An example of the problem we are describing is explained here: https://blog.mergequeue.com/managing-github-merges-for-high-...

There are ways to resolve merge conflicts automatically in some cases given some assumptions, but there is no way to resolve any given merge conflict without a system that can create a correct program. I won't bore you with the formal proof for this (especially since I have no idea how to construct such a proof). Consider that some merge conflicts require new code to be written to resolve them.

For example, here's an original program:

    if(foo()) {
      send_money_to_oftenwrong()
    }
and here's a change we would like to merge:

    if(bar()) {
      send_money_to_oftenwrong()
    }
and here's a concurrent change we would like to merge:

    if(baz()) {
      send_money_to_oftenwrong()
    }
How do you produce the correct program from these conflicting changes?

---

Also for example, an unsophisticated and unsound method for automatically resolving some merge conflicts:

1. Assume that if the build and tests succeed, the program is correct. (This is the most important bit)

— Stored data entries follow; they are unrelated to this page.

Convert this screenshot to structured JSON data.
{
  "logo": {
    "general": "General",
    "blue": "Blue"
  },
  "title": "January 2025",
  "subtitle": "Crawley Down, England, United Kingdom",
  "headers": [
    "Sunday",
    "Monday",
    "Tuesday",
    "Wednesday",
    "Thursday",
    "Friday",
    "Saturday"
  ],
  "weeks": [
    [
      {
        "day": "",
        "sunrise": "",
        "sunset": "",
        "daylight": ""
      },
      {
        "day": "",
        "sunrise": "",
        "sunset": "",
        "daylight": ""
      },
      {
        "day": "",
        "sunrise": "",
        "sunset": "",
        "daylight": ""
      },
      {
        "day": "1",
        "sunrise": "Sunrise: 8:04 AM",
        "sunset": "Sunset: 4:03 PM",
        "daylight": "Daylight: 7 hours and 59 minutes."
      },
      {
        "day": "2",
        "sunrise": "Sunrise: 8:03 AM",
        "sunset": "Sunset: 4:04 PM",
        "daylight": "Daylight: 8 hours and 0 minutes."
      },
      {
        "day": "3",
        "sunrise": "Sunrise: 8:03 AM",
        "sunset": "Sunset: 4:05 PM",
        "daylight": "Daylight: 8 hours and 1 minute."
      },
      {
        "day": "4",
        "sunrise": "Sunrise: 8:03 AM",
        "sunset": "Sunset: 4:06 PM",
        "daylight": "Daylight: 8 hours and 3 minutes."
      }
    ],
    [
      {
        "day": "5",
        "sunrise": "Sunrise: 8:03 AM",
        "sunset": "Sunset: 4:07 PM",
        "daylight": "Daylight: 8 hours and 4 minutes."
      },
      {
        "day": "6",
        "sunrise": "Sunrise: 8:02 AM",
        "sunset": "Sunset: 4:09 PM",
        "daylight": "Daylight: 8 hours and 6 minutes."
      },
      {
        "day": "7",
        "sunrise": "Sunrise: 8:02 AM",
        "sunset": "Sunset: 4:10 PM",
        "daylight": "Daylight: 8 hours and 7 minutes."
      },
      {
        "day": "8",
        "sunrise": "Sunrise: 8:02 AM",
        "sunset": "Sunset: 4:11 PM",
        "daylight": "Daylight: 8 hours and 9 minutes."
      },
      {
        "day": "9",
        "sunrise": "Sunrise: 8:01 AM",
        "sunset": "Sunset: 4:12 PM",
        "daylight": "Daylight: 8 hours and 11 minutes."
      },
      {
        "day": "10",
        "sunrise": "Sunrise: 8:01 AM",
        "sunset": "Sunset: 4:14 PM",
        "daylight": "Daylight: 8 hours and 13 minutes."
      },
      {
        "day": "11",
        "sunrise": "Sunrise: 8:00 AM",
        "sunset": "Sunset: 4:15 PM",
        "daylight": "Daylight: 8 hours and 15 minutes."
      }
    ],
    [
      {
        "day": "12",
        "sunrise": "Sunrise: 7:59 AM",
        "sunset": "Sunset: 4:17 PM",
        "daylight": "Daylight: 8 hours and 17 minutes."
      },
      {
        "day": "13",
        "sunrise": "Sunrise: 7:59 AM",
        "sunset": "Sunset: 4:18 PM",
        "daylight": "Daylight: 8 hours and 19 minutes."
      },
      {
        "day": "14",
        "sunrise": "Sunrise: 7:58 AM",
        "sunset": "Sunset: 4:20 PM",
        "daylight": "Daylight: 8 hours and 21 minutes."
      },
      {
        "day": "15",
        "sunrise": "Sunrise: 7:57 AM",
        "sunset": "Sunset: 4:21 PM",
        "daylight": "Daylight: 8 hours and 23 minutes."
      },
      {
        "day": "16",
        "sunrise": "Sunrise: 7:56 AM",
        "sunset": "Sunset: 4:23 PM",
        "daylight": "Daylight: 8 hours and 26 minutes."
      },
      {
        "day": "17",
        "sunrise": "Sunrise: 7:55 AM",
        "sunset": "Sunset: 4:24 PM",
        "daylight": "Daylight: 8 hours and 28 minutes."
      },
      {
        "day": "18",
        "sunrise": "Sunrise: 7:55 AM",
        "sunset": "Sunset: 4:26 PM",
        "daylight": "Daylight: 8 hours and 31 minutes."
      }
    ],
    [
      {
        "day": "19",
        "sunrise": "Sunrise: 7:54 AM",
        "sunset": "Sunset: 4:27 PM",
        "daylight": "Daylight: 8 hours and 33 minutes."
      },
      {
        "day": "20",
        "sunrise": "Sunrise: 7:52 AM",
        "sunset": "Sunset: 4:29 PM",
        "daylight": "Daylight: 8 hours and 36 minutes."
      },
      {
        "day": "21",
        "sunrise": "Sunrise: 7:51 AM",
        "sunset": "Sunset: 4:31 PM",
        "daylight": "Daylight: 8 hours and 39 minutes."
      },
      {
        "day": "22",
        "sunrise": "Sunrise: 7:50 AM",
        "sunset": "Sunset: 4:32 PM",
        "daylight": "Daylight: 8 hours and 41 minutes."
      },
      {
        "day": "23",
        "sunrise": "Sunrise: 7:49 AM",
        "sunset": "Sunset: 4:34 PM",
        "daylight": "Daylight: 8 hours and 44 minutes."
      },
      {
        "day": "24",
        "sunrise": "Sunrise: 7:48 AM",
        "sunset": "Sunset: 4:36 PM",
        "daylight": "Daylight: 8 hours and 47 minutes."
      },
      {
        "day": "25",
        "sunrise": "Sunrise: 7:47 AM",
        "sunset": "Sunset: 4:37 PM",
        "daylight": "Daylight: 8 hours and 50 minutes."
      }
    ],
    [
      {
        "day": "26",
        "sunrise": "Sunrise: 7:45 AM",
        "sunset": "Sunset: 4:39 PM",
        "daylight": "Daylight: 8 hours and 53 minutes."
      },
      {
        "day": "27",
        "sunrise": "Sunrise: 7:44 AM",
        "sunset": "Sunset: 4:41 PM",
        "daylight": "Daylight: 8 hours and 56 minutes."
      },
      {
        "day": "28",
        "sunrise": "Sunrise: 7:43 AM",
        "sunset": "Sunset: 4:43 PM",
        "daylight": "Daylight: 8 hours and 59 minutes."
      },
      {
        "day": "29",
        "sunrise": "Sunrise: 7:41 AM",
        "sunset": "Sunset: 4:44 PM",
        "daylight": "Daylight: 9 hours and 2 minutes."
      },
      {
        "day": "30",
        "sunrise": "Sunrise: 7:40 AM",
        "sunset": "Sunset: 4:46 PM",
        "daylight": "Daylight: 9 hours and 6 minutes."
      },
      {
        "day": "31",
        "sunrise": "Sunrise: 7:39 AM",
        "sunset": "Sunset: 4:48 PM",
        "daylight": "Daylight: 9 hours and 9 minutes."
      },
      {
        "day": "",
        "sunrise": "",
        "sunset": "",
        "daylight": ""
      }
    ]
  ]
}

2. Accept all non-conflicting changes.

3. For conflicting changes, accept one side of the conflict.

4. Build and test the result. If it succeeds, merge it.

5. Otherwise, attempt the same with the other side of the conflict. If it succeeds, merge it.

6. Otherwise, it cannot be merged automatically by this method.

Note that this approach could also apply to a CRDT-based merge.

I'm on a medium sized team so this might not be possible for everyone. The way I resolve this in my Trunk-Based source control system(so we heavily use Feature Flags) is to just never merge.

Every person who is to check-in code is to first stash their changes, pull all code, then pop the stash and deal with any conflicts locally, do the relevant testing, then check-in. The entire repo is checkin 1 -> checkin 2 -> checkin 3 -> etc..

When viewed in this light it is no different than if you had pulled the baz() code before you started editing anything. Would you have changed it to bar() or not?

On the contrary, I for one am amazed how often no intervention is necessary on automatic merges, given how finnicky compilers are in general! If the teams are not ridiculously large and people mostly work on their own stuff and coordinate work on the "common" part, isn't it mostly good?

There are certainly usability issues with git but I wouldn't literally use Google docs with colored squiggly lines for the changes from Anne and Bob...

I don't mean literally Google docs but a storage system more like that than git. :)
> why isn't the ideal interface for developing in teams something more like editing in Google docs

Engineering and debugging are hard enough as it is. Doing this while one or more people are changing the code in real time would be a nightmare.

Because you'd never have a working revision to release, since everyone on the team will not finish their features at the same time.